I would say, therefore, that we should probably be writing our numbers as numbers, not words. For me, this is merely a case of breaking a quarter-century habit, and then getting detention for it.
Consider the number 123,456 – what number is it? There are two correct answers that I know of, depending on one’s cultural background. Most of the English speaking world would say 123456 (one hundred and twenty three thousand four hundred and fifty six). In continental Europe, however, this number would signify 123 and 456 thousandths (one hundred and twenty three decimal four five six). Diversity may be all very well, but does the world really need two reversed sets of thousands and decimal separators?

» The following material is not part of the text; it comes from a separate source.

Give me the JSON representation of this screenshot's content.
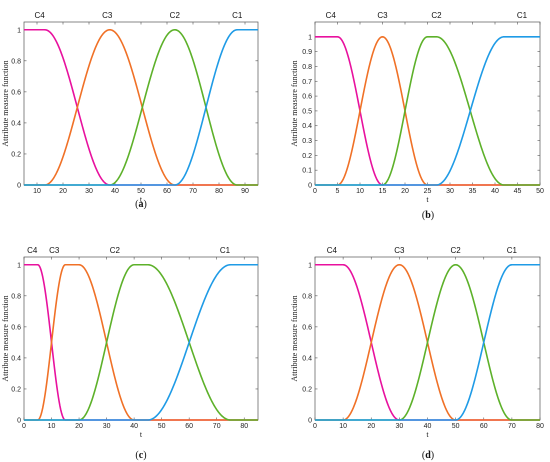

Here lies another accessibility issue, both for humans and software agents that are trying to make sense of numbers. Every good document on the Web declares its language, but can that language be implied to be a locale as well? In software terms, it is locale, not language, that tends to define how we treat punctuation when parsing a number.

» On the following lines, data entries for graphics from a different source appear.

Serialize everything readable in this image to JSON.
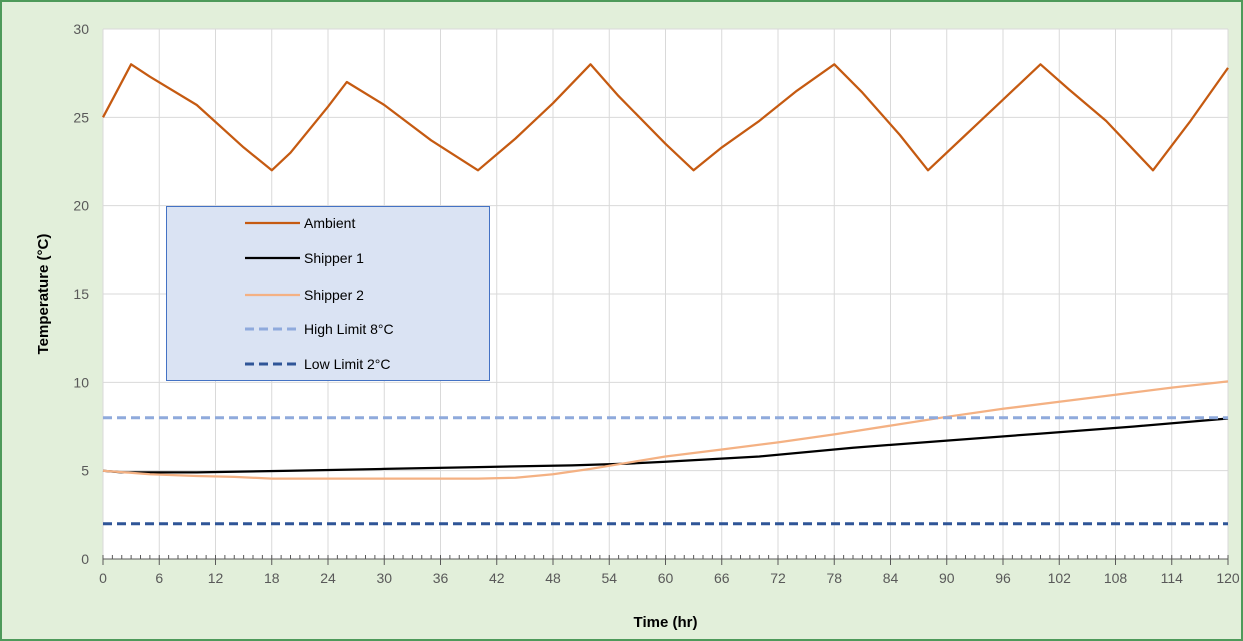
{
  "chart_data": {
    "type": "line",
    "xlabel": "Time (hr)",
    "ylabel": "Temperature (°C)",
    "xlim": [
      0,
      120
    ],
    "ylim": [
      0,
      30
    ],
    "x_ticks": [
      0,
      6,
      12,
      18,
      24,
      30,
      36,
      42,
      48,
      54,
      60,
      66,
      72,
      78,
      84,
      90,
      96,
      102,
      108,
      114,
      120
    ],
    "y_ticks": [
      0,
      5,
      10,
      15,
      20,
      25,
      30
    ],
    "grid": true,
    "legend_position": "left, inside plot",
    "series": [
      {
        "name": "Ambient",
        "color": "#c55a11",
        "style": "solid",
        "x": [
          0,
          1,
          3,
          5,
          10,
          15,
          18,
          20,
          24,
          26,
          30,
          35,
          40,
          44,
          48,
          52,
          55,
          60,
          63,
          66,
          70,
          74,
          78,
          81,
          85,
          88,
          92,
          96,
          100,
          103,
          107,
          112,
          116,
          120
        ],
        "y": [
          25,
          26,
          28,
          27.3,
          25.7,
          23.3,
          22,
          23,
          25.6,
          27,
          25.7,
          23.7,
          22,
          23.8,
          25.8,
          28,
          26.2,
          23.5,
          22,
          23.3,
          24.8,
          26.5,
          28,
          26.4,
          24,
          22,
          24,
          26,
          28,
          26.6,
          24.8,
          22,
          24.8,
          27.8
        ]
      },
      {
        "name": "Shipper 1",
        "color": "#000000",
        "style": "solid",
        "x": [
          0,
          2,
          10,
          20,
          30,
          40,
          50,
          56,
          60,
          70,
          80,
          90,
          100,
          110,
          120
        ],
        "y": [
          5,
          4.9,
          4.9,
          5,
          5.1,
          5.2,
          5.3,
          5.4,
          5.5,
          5.8,
          6.3,
          6.7,
          7.1,
          7.5,
          7.95
        ]
      },
      {
        "name": "Shipper 2",
        "color": "#f4b183",
        "style": "solid",
        "x": [
          0,
          5,
          10,
          14,
          18,
          25,
          30,
          40,
          44,
          48,
          52,
          56,
          60,
          66,
          72,
          78,
          84,
          90,
          96,
          102,
          108,
          114,
          120
        ],
        "y": [
          5,
          4.8,
          4.7,
          4.65,
          4.55,
          4.55,
          4.55,
          4.55,
          4.6,
          4.8,
          5.1,
          5.45,
          5.8,
          6.2,
          6.6,
          7.05,
          7.55,
          8.05,
          8.5,
          8.9,
          9.3,
          9.7,
          10.05
        ]
      },
      {
        "name": "High Limit 8°C",
        "color": "#8faadc",
        "style": "dashed",
        "x": [
          0,
          120
        ],
        "y": [
          8,
          8
        ]
      },
      {
        "name": "Low Limit 2°C",
        "color": "#2f5597",
        "style": "dashed",
        "x": [
          0,
          120
        ],
        "y": [
          2,
          2
        ]
      }
    ]
  }
}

I really cannot see an answer to this, so I present a couple of my own tongue-in-cheek possibilities and one a little more practical, though imperfect. These suggestions will probably come back to me with a lot of red ink on them and a stern injunction to "See Me"
Smiffy Solves the Numbers Problem
- All data must be typed, as it is in the better classes of programming languages with the exception of Perl (Perl is just too cool to warrant cluttering beautiful code with type definitions.) For example, the phrase "I sat there for 3 hours" should be expressed as "I sat there for <integer>3</integer> hours." – any separators found must be thousands separators and may be ignored as formatting, as an integer does not need a decimal separator. When declaring a float value, at least one decimal place must be specified: <float>234,567.0</float>. The decimal separator may then be deduced from the right-most piece of punctuation; anything else is just formatting.
- Return to our numeric roots. If we are using Arabic numerals, surely we should be using Arabic numeric punctuation. The Arabic decimal separator looks suspiciously like a comma. Uh-oh, does that mean that the Europeans have got it right? Not entirely, as the Arabic thousands separator looks like a single right quote that has slipped down the page – not a full stop (period). So, all we need to do is to mark up our numbers with ٫ and ٬, and we’re laughing. And we are all using Unicode now, aren’t we children?
- Use full language plus dialect (like en-GB) to imply locale, and work from that. This all falls apart for those of us with our own custom locales: en-US keyboard, en-GB spellcheck, en-AU currency and ISO8601 times and dates. Can three, sorry, 3 uses of ‘en’ be guaranteed to imply a specific set of numeric separators? Not with 100% confidence.
If anyone has a real solution to the way that we present and interpret numbers, please do tell.